Aimé Césaire est sorti de la rubrique Variétés pour prendre le bandeau de la une. "Aimé Césaire. Le Nègre majuscule". En pages intérieures, un bel hommage et surtout les mots de Césaire:

                              J'habite une blessure sacrée
                               j'habite des ancêtres imaginaires
                               j'habite un vouloir obscur j'habite un long silence
                               j'habite une soif irrémédiable
                               j'habite un voyage de mille ans
                               j'habite une guerre de trois cents ans
                               j'habite un culte désaffecté entre bulbe et caïeu
                               j'habite l'espace inexploité…
                               je m'accommode de mon mieux de cet avatar
                               d'une version du paradis absurdement ratée
                               - c'est bien pire qu'un enfer -
                               J'habite de temps en temps une de mes plaies…
                                je reste avec mes pains de mots et mes minerais secrets
****

                                                                                    Extrait du recueil Moi, laminaire, 1982

Samedi 19 avril.

Retour.

Le titre: "Ouf! Les Français rient encore."

On termine donc sur un scoop.






* Les aires d'autoroute donnent raison à Georges Perec qui soutenait que "vivre, c'est passer d'un espace à un autre, en essayant de ne pas trop se cogner" (cité de mémoire, donc de travers).

** Au retour, j'ai trouvé un écho de cette colère dans le billet de Françoise (dont le très fort dessin mériterait la Une des Unes).

*** Il paraît que ça marche, mais il faut trouver le bon éclairage, et surtout la bonne aération, rapport au terreau enrichi à la bouse de vaches sacrées qu'il faut utiliser pour avoir le label "Agriculture biologique".

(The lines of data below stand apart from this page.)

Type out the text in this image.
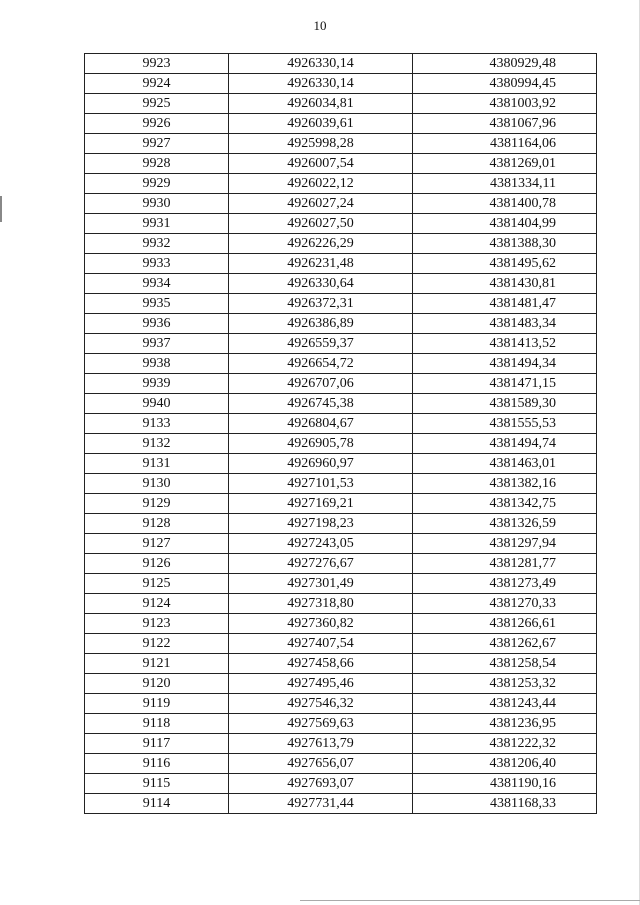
10
9923	4926330,14	4380929,48
9924	4926330,14	4380994,45
9925	4926034,81	4381003,92
9926	4926039,61	4381067,96
9927	4925998,28	4381164,06
9928	4926007,54	4381269,01
9929	4926022,12	4381334,11
9930	4926027,24	4381400,78
9931	4926027,50	4381404,99
9932	4926226,29	4381388,30
9933	4926231,48	4381495,62
9934	4926330,64	4381430,81
9935	4926372,31	4381481,47
9936	4926386,89	4381483,34
9937	4926559,37	4381413,52
9938	4926654,72	4381494,34
9939	4926707,06	4381471,15
9940	4926745,38	4381589,30
9133	4926804,67	4381555,53
9132	4926905,78	4381494,74
9131	4926960,97	4381463,01
9130	4927101,53	4381382,16
9129	4927169,21	4381342,75
9128	4927198,23	4381326,59
9127	4927243,05	4381297,94
9126	4927276,67	4381281,77
9125	4927301,49	4381273,49
9124	4927318,80	4381270,33
9123	4927360,82	4381266,61
9122	4927407,54	4381262,67
9121	4927458,66	4381258,54
9120	4927495,46	4381253,32
9119	4927546,32	4381243,44
9118	4927569,63	4381236,95
9117	4927613,79	4381222,32
9116	4927656,07	4381206,40
9115	4927693,07	4381190,16
9114	4927731,44	4381168,33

**** Puisque Lagarde et Michard ont fait ici une apparition fort remarquée, on peut imaginer une note de nos deux compères:
Quelle figure de style le poète utilise-t-il ici? En quoi souligne-t-elle son propos? Comparez avec l'emploi de la même figure par Henri Guaino.

2 commentaires:

Anonyme a dit…

"Comparez avec l'emploi de la même figure par Henri Guaino."

M'sieur ! M'sieur ! J'sais pas faire, y a pas un aut' sujet au choix ?

Tu as vraiment don pour raconter. J'avais l'impression d'être juste derrière toi. (Dommage pour le pavé, ce sera pour la prochaine fois.) Merci beaucoup pour ce petit voyage par procuration.

(P.S. Merci aussi pour le compliment).

Guy M. a dit…

Non, non, il n'y a qu'un sujet!

Merci beaucoup, me voilà rouge confus...

Pour les pavés, je crois qu'un marteau de géologue suffirait (avec l'équipement du géologue, barbe, pipe, semalles vibram et bermuda, ça serait un alibi parfait). J'ai une bonne raison de retourner à La Rochelle (à voir demain peut-être).